SCOTLAND could be fully independent by 2026, the architect of the SNP’s Growth Commission has claimed. 

But Andrew Wilson has warned that it could take up to 10 years after independence for the introduction of a Scottish pound, and 25 years until the country “is as good as a society as somewhere like Denmark.”

In an interview with the Herald on Sunday, the former MSP also suggested that in the transition period after a Yes vote, a “council of the country” should be pulled together to lead negotiations, saying Gordon Brown and Alistair Darling could have a role to play “in making good the decision of independence.”

Not all SNP politicians were happy with Wilson's timescales. 

Angus MacNeil, the MP for Na h-Eileanan an Iar tweeted: "The life chances of many folk cannot have us havering for years."

He pointed out that the SNP conference had voted to replace the pound with a separate Scottish currency "as soon as practicable".

But in his interview, Wilson said practicable was not the same as immediately. 

Instead, Scotland would need to “accept that we don’t have monetary sovereignty for the first period after independence,” he said.

“After all, we don’t have it now,” he said. “We’d have all other powers. The monetary policy situation that we have now would continue until such a time that it’s no longer in our interests”.

He added: “We’ve big integration with the rest of the UK – mortgages, pension, wages. So if you were to say right from day one that we’ve our own currency, then you don’t know what’s going to happen to your pay, your pension.

"It’s risky towards the economy and also politically risky because people would be uncertain and we’d spend the whole referendum campaign talking about what would happen to mortgages and pensions – and therefore having a referendum on what would happen in the first few weeks, rather than over the next 25 years.”

Wilson told the paper that a new Scottish pound could be achieved in “five to 10 years” and warned that rushing it could “be short-term risky, politically difficult, and it would make the cost of government borrowing more expensive.”

He said that independence would be long, hard work. 

“If we’re striving to be as good as a society as somewhere like Denmark, it could take a generation – 20 or 25 years,” he said.

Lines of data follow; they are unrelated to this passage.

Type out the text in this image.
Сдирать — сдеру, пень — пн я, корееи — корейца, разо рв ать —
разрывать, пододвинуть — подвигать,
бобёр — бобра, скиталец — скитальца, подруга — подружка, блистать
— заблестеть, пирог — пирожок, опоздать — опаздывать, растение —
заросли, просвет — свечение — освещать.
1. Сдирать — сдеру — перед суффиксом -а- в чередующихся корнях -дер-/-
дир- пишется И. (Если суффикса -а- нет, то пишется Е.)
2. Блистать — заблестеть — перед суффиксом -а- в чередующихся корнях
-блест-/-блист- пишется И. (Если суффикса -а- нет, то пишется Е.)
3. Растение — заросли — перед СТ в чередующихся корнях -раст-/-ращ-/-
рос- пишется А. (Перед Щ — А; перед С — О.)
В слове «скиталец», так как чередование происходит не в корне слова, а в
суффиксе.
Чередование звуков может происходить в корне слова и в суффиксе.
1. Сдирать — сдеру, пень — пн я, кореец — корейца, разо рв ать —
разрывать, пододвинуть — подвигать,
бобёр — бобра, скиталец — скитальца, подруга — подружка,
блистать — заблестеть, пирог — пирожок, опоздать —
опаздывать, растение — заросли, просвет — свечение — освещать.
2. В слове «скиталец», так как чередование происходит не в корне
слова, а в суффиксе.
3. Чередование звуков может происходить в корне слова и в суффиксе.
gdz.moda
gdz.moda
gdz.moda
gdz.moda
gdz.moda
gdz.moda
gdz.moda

"To not say this would be to not tell the truth … The message needs to be ‘this will take time and hard work, but it’ll be worth it’.”

However, he also claimed there would be quick wins, with the “very act of creating a new country” attracting investment.

He said the strategy for independence campaigners has to be “to tell the truth and win the argument … paint a truthful picture of how we can earn the right to a better society by hard work over time”. 

Wilson added: “The tone has to be right, we need to be seen by the rest of the world and the UK as the opposite of those prosecuting the case for Brexit … Most people are open to persuasion if they’re properly engaged and treated with respect.

“I respect those who take on arguments. I lose interest if someone just puts a badge on their opponent and shouts at that badge. That shows they don’t have much going for them in terms of argument. If you’re attacking a person it’s a good sign you’ve lost the argument.”

Wilson has also repeated calls made in the Growth Commission’s report for an “annual solidarity payment going from Scotland to the UK to make good our inherited obligations”. 

The rest of the UK, would need to know that “we’d contribute a share of the national debt interest ongoing” he said.

Wilson believes Scotland could be fully independent by 2026. “We’re looking at the bulk of the process completed in the term of the next Scottish Parliament, by which I mean getting a vote, winning a vote, and securing the negotiations.”